I am interested in the Internet of Things and would like to learn how to make machines, specifically appliances and the like, respond to sensor data, price signals, etc. Where do I start? Arduino? Zigbee? Is it even possible to augment a toaster or refrigerator or washing machine in this way? Specific book and/or website recommendations are appreciated. Thanks.
posted by theexpgen to Technology (9 answers total) 15 users marked this as a favorite
Making Things Talk is definitely a book you want to check out, although it expects you to already know how to program your Arudino and so on. So you may want to start with some really basic stuff first. Perhaps you should pick up an Arduino starter kit (there's many different ones, that's just one) and get the hang of it.
posted by griphus at 10:20 AM on August 15, 2012

The Internet of Things conference is in Wuxi China in a couple of months. You could browse through the program to look for ideas and information. You can also skim through some IOT FPPs from the last couple of years. Also add a internetofthings tag to your post.
posted by cashman at 10:26 AM on August 15, 2012

There's also X10, older and less interesting but perhaps more approachable to start with? Although maybe best not to waste money on that if you're more interested in Arduino and Zigbee. Here's a personal page discussing an X10 setup...and here's a video from the author of that page of an Atom mini ITX box running an instance of VMware to host the control software.
posted by snuffleupagus at 10:29 AM on August 15, 2012

(The price sensitivity aspect most approachable w/X10 is turning various things on/off depending on the price of power at various times, which can be determined by the computer running the control software.)
posted by snuffleupagus at 10:32 AM on August 15, 2012

I think this paper by Neil Gershenfeld (PDF) is like ground 0 for this sort of thing.
posted by carsonb at 12:07 PM on August 15, 2012 [1 favorite]

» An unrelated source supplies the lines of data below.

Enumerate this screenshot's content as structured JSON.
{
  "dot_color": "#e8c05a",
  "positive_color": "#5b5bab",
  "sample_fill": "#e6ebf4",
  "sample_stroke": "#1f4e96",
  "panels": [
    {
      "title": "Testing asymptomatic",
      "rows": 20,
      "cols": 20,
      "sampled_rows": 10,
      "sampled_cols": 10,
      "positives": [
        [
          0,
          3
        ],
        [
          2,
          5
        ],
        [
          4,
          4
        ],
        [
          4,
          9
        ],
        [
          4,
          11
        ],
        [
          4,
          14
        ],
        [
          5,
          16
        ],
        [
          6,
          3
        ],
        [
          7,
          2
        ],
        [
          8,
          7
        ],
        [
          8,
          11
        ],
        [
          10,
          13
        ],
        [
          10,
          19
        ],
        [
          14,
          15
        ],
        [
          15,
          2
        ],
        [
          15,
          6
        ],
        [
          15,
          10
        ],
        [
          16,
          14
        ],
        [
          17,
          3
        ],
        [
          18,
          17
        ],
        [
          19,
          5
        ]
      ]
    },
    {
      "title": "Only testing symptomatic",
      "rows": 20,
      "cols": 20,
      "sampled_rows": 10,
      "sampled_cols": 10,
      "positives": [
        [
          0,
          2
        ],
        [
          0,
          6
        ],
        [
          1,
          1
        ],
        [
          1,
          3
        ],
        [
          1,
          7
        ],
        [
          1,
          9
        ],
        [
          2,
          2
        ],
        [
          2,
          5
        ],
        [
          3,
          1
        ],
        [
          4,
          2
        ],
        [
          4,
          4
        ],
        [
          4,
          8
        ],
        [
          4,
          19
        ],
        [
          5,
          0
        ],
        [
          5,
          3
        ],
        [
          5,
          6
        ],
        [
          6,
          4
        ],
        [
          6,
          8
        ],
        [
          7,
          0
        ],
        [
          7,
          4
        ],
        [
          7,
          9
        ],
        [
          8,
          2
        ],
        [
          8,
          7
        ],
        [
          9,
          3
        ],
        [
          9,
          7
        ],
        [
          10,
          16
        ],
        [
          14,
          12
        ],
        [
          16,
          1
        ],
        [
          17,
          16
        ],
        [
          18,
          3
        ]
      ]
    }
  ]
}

Seconding Making Things Talk. I also like The Arduino Cookbook and Arduino: A Quick Start Guide for all things Arduino.

You're also going to need to know a little bit about electronics so that you know how to generate the kind of control signals your circuits are looking for (as opposed to the kind that make them spontaneously self destruct). Practical Electronics for Inventors is a pretty thorough but non-ponderous introduction to the subject.
posted by Kid Charlemagne at 12:41 PM on August 15, 2012 [2 favorites]

You want Arduino; it's got the big communities. You also want Make Magazine.
posted by Nelson at 1:16 PM on August 15, 2012

Arduino is attractive for this. So is Twine.

There are issues with some sensors useful for remote sensing. Strain gauges, which measure strain and therefore provide stress information, in particular take a lot of power. On the other hand there are IMU systems that take only one or two chips, draw really small current and will definitely show things moving or buzzing.

An entire industry has formed around sensing moisture in the ground to optimize crop watering. These are mesh networks because of the areas involved and that is where the Zigbee or Echelon networks become interesting. As a starter in-the-home sensor, dealing with mesh networks might be over the top.
posted by jet_silver at 6:26 PM on August 15, 2012

Just a note: Arduino and other 5v (or less) stuff is fun, easy, and relatively safe to play with. MAINS VOLTAGES ARE NOT. Do not mess around with the internals of toasters, fridges, etc, until you have an enormous level of understanding. I have an EE degree (but am not a practicing engineer) and I won't mess with that stuff.

Sparkfun and Adafruit are places that both sell related parts as well as have plentiful tutorials. Check them out.

Also, don't be afraid to just parrot other people's designs and tweak parts until you understand what is going on.